Al vernos entrar hizo señal de quién eres que no te veo a la distancia, y caminó lenta y tranquilamente hacia nosotros. Gutiérrez, por su estrafalario disfraz, era el culpable. No me gustaba nadita que me asociaran con él. De repente, veo a Carabalí frente a mí, y reconociéndome me dijo bróder, compadre. ¿Cómo has estado mi hermano? ¿Cómo así por aquí? ¿Qué te cuentas? Qué húbole Rodi, le dije, vine a tomarme unos tragos, pero con semejante pinta (señalando a Gutiérrez) las ganas ya se me están quitando. ¿O sea que tú andas con esa uña vestida dato Intocable? Sí, tuve que admitir, al hombre se le pelaron los cables a la entrada, dice porque es detective. Detective las que me cuelgan, glosó Rodi. Déjalo por allí y que se tome una cerveza. Oye tú, llévale una cerveza a Eliot Ness. Y uno de los meseros salió disparado, botella en mano, hacia Gutiérrez. Este, arrimado a una pared, callado, con el sombrero tapándole los ojos, como espía de tira cómica, me hizo una seña de que todo estaba bien y que se tomaría tranquilo la cerveza. Eso me daría oportunidad de hablar con Carabalí.

La verdad Rodi, le dije, vine para hablar contigo de un asunto. Se trata del man que mataron hace un par de meses en la Cofradía del Bolero.
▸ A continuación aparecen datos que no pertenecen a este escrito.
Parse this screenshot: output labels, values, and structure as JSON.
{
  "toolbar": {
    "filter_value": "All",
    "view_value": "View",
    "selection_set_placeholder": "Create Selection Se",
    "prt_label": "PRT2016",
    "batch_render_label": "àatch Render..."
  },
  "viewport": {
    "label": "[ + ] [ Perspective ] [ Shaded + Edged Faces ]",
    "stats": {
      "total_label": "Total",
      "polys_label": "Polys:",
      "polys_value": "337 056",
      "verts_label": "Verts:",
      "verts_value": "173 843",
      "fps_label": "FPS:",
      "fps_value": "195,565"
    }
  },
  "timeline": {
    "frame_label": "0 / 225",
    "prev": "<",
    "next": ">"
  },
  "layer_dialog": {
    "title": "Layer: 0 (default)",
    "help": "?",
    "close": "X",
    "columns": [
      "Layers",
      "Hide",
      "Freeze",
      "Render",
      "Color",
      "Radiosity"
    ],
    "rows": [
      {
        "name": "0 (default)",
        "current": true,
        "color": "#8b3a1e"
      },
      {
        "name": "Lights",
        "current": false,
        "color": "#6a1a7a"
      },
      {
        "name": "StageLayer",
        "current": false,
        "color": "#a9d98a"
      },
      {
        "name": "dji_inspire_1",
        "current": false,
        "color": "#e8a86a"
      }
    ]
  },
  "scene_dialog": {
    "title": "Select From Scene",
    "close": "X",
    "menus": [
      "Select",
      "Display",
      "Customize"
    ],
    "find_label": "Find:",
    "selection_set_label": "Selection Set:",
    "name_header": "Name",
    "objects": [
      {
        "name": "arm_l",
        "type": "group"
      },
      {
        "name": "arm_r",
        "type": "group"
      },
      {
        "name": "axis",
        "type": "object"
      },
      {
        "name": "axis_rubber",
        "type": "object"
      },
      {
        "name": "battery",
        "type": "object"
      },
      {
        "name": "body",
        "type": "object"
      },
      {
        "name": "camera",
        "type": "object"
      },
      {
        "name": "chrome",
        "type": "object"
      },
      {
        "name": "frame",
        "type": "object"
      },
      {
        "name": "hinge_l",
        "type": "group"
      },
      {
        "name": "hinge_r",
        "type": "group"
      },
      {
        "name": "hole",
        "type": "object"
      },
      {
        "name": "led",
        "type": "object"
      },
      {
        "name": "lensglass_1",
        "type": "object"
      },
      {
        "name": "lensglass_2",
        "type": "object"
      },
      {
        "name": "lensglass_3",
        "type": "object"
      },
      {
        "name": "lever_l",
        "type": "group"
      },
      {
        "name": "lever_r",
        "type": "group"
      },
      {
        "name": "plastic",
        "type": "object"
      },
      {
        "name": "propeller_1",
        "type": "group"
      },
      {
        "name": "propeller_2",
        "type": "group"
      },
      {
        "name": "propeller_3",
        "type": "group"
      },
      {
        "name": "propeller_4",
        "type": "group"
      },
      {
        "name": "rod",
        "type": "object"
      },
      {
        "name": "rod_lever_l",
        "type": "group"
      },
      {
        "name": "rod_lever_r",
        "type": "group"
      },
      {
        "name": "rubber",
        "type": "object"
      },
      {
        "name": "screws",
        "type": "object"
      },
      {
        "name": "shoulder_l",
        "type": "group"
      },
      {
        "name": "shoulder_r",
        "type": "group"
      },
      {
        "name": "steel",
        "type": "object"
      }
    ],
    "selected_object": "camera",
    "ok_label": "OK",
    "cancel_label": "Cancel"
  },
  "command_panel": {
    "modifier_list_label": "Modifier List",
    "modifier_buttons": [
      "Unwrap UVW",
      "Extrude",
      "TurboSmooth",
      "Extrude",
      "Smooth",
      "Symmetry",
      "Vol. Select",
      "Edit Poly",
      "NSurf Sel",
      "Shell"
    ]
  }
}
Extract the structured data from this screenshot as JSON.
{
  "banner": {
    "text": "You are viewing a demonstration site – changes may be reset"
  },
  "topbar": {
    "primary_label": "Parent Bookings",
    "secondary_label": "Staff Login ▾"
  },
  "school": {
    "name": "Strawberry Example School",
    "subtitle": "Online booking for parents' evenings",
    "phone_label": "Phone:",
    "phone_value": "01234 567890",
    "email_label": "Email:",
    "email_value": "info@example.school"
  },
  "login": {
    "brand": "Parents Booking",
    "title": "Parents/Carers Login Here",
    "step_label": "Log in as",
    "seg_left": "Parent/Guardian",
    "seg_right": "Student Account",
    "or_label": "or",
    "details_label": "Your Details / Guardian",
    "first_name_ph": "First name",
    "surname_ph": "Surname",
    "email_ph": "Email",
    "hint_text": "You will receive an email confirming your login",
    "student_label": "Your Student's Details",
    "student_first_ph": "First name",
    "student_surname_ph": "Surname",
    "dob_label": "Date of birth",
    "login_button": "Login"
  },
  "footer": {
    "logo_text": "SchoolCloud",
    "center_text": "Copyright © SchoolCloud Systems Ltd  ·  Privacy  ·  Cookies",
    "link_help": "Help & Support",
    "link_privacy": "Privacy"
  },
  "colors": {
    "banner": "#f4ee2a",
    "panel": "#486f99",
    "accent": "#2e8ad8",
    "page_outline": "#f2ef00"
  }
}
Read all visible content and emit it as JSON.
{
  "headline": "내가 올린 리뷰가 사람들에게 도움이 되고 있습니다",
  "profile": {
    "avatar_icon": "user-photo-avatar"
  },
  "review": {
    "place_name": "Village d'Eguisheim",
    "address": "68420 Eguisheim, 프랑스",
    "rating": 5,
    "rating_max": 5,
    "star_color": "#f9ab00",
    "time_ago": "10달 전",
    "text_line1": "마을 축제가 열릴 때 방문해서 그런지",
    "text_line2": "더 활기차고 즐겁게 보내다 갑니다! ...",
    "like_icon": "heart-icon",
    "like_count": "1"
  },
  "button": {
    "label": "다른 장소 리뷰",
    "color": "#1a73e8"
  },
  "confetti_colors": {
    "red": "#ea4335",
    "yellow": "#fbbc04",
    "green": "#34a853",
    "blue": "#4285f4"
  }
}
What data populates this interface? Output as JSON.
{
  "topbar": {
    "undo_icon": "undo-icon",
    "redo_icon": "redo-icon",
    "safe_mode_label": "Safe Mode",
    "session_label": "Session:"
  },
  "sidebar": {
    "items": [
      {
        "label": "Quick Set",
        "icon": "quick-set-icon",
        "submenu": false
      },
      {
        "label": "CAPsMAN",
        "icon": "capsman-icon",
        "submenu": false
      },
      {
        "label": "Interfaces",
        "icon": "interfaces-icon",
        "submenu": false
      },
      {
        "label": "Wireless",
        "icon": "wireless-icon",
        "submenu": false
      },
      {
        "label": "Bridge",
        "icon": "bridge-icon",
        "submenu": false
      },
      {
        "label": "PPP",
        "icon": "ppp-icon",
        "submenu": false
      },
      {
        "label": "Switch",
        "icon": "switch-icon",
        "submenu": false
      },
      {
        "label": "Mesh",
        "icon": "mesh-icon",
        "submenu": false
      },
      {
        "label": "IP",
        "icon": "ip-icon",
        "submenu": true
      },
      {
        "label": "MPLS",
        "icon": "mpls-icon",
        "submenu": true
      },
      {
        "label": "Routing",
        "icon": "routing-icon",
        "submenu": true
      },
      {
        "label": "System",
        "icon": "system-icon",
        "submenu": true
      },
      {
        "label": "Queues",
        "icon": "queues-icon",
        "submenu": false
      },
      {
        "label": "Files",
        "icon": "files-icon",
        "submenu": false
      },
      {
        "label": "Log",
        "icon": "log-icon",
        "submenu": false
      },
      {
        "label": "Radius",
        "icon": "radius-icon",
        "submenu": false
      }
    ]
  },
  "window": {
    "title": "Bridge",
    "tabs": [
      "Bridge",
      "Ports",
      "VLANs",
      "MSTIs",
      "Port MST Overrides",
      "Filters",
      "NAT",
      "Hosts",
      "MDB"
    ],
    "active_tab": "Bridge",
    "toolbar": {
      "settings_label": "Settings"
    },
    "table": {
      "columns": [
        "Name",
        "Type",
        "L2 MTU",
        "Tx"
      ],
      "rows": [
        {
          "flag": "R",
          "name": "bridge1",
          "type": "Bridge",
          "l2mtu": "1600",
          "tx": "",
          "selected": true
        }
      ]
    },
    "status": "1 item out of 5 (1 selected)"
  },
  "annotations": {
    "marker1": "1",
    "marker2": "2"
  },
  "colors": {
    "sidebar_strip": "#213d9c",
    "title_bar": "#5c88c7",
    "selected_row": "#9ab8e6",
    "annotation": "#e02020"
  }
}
Yo sé que era tu pana y que andas haciendo tus propias investigaciones, y no te conviene andar en esos asuntos. Déjalo mejor así, hay problemas que uno no puede resolver. El, que me había estado mirando bastante feamente, me preguntó ¿Y cuáles son esos problemas? Los que incluyen a un marino, que fue el que le pegó el tiro. Un oficial al que ya lo cubrieron, le dieron orden de traslado y anda por las Galápagos. Y allá se va a quedar un tiempo. ¿O sea que tú has venido a convencerme de que me quede frío? Matan a un pana y aquí no ha pasado nada. Le dije que tenía razón, pero que en este país de mierda cualquier cojudo con dinero o de las fuerzas armadas tenía licencia para hacer lo que chucha le diera la gana. Era el recuerdito que la última dictadura militar nos había dejado. Me sentía como predicador evangelista, consejero matrimonial o soplón. Cosa, esta última, que era lo que más me cabreaba. Me miró, tomó un vaso de aguardiente con limón y luego otro de cerveza.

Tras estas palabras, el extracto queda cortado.